Minister of Lands and Colonization
- In office 11 July 1974 – 12 July 1976
- President: Augusto Pinochet
- Preceded by: Diego Barba Valdés
- Succeeded by: Lautaro Recabarren

Personal details
- Born: Mario Mac-Kay Jaraquemada
- Profession: Military officer

Military service
- Allegiance: Chile
- Branch/service: Carabineros de Chile
- Rank: General

= Mario Mac-Kay =

Mario Mac-Kay Jaraquemada was a Chilean military officer and public official who served as a minister of State during the military regime headed by Augusto Pinochet.

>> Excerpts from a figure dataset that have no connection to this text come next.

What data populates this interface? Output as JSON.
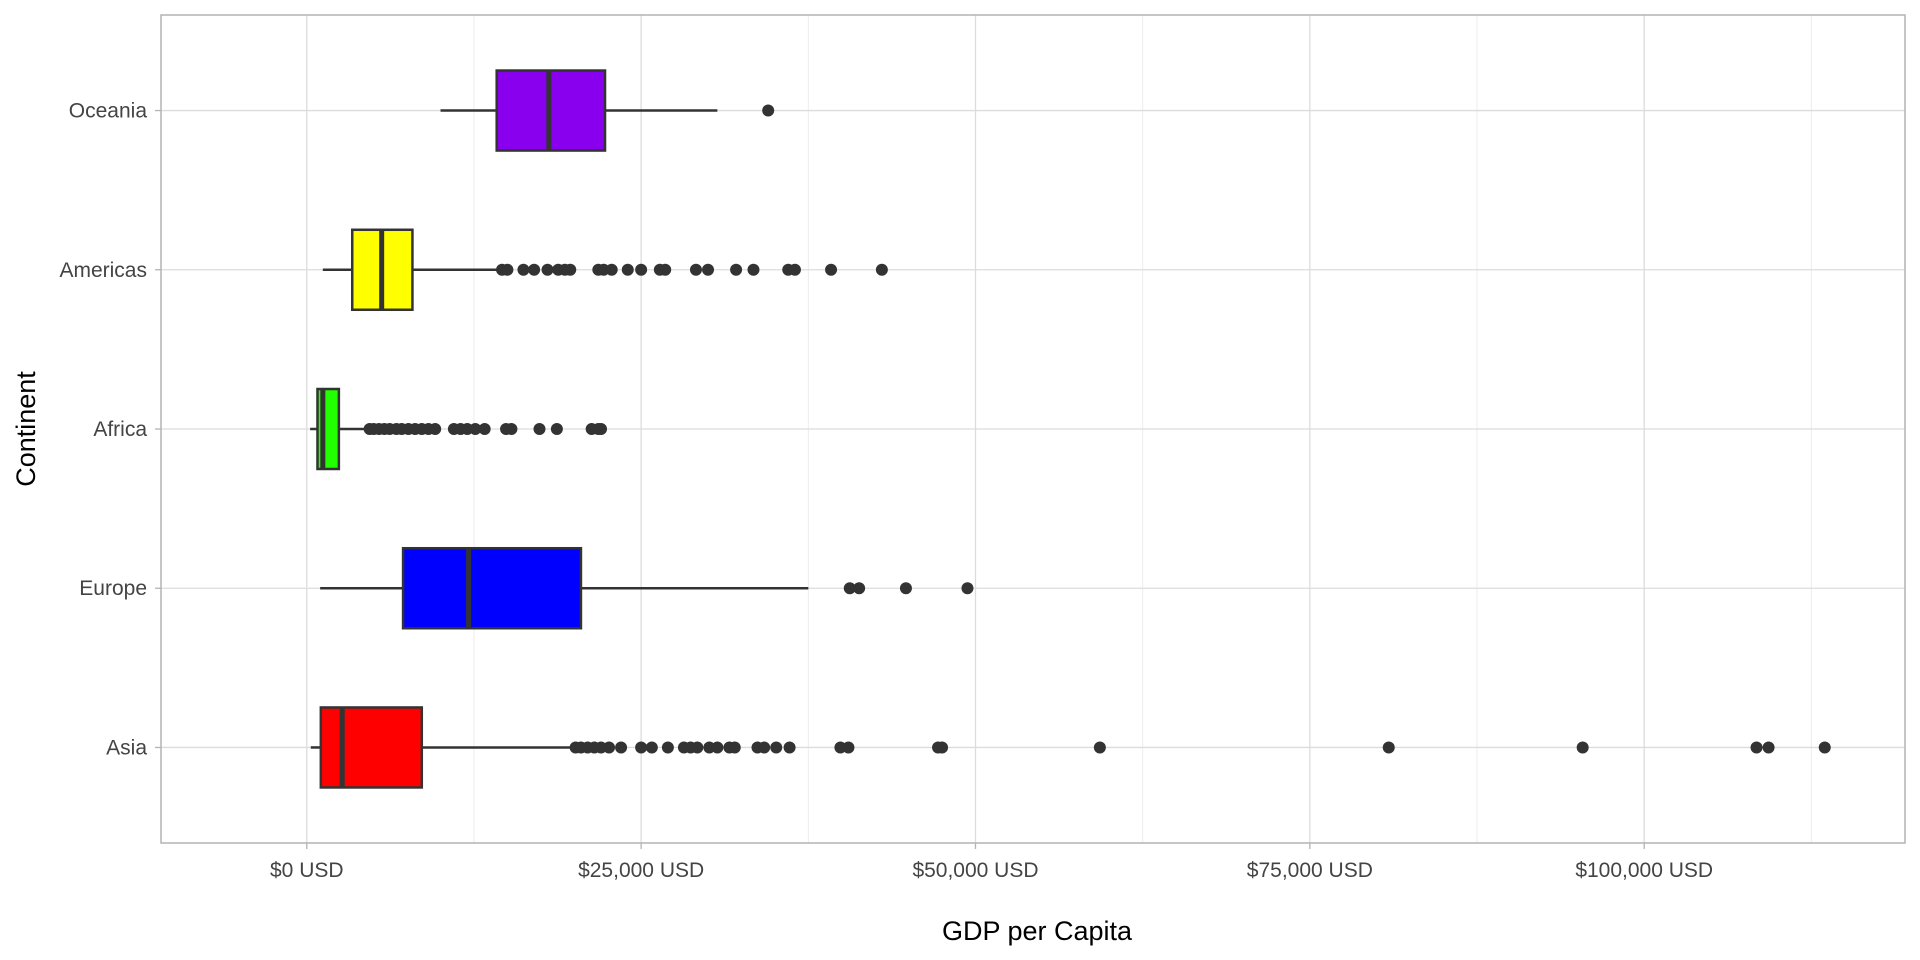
{
  "chart_data": {
    "type": "boxplot",
    "orientation": "horizontal",
    "xlabel": "GDP per Capita",
    "ylabel": "Continent",
    "xlim": [
      -10900,
      119500
    ],
    "x_ticks": [
      0,
      25000,
      50000,
      75000,
      100000
    ],
    "x_tick_labels": [
      "$0 USD",
      "$25,000 USD",
      "$50,000 USD",
      "$75,000 USD",
      "$100,000 USD"
    ],
    "categories": [
      "Asia",
      "Europe",
      "Africa",
      "Americas",
      "Oceania"
    ],
    "grid": true,
    "legend": "none",
    "series": [
      {
        "category": "Asia",
        "color": "#ff0000",
        "whisker_low": 300,
        "q1": 1050,
        "median": 2650,
        "q3": 8600,
        "whisker_high": 20000,
        "outliers": [
          20100,
          20500,
          21000,
          21500,
          22000,
          22600,
          23500,
          25000,
          25800,
          27000,
          28200,
          28700,
          29200,
          30100,
          30700,
          31600,
          32000,
          33700,
          34200,
          35100,
          36100,
          39900,
          40500,
          47200,
          47500,
          59300,
          80900,
          95400,
          108400,
          109300,
          113500
        ]
      },
      {
        "category": "Europe",
        "color": "#0000ff",
        "whisker_low": 1000,
        "q1": 7200,
        "median": 12100,
        "q3": 20500,
        "whisker_high": 37500,
        "outliers": [
          40600,
          41300,
          44800,
          49400
        ]
      },
      {
        "category": "Africa",
        "color": "#22ff00",
        "whisker_low": 250,
        "q1": 800,
        "median": 1200,
        "q3": 2400,
        "whisker_high": 4600,
        "outliers": [
          4700,
          5000,
          5400,
          5800,
          6200,
          6700,
          7100,
          7600,
          8100,
          8600,
          9100,
          9600,
          11000,
          11500,
          12000,
          12600,
          13300,
          14900,
          15300,
          17400,
          18700,
          21300,
          21800,
          22000
        ]
      },
      {
        "category": "Americas",
        "color": "#ffff00",
        "whisker_low": 1200,
        "q1": 3400,
        "median": 5600,
        "q3": 7900,
        "whisker_high": 14500,
        "outliers": [
          14600,
          15000,
          16200,
          17000,
          18000,
          18800,
          19300,
          19700,
          21800,
          22200,
          22800,
          24000,
          25000,
          26400,
          26800,
          29100,
          30000,
          32100,
          33400,
          36000,
          36500,
          39200,
          43000
        ]
      },
      {
        "category": "Oceania",
        "color": "#8800ee",
        "whisker_low": 10000,
        "q1": 14200,
        "median": 18100,
        "q3": 22300,
        "whisker_high": 30700,
        "outliers": [
          34500
        ]
      }
    ]
  }
}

He was a high-ranking officer within Carabineros.

==Biography==
Mario MacKay Jaraquemada was the son of Alfredo MacKay Falcón and Aída Jaraquemada Troncoso.

MacKay pursued a career in Carabineros de Chile, reaching the rank of general. His name appears in official legal texts identifying him as a senior officer of the institution during the 1970s, a period in which Carabineros held a central role in the administrative structure of the military regime.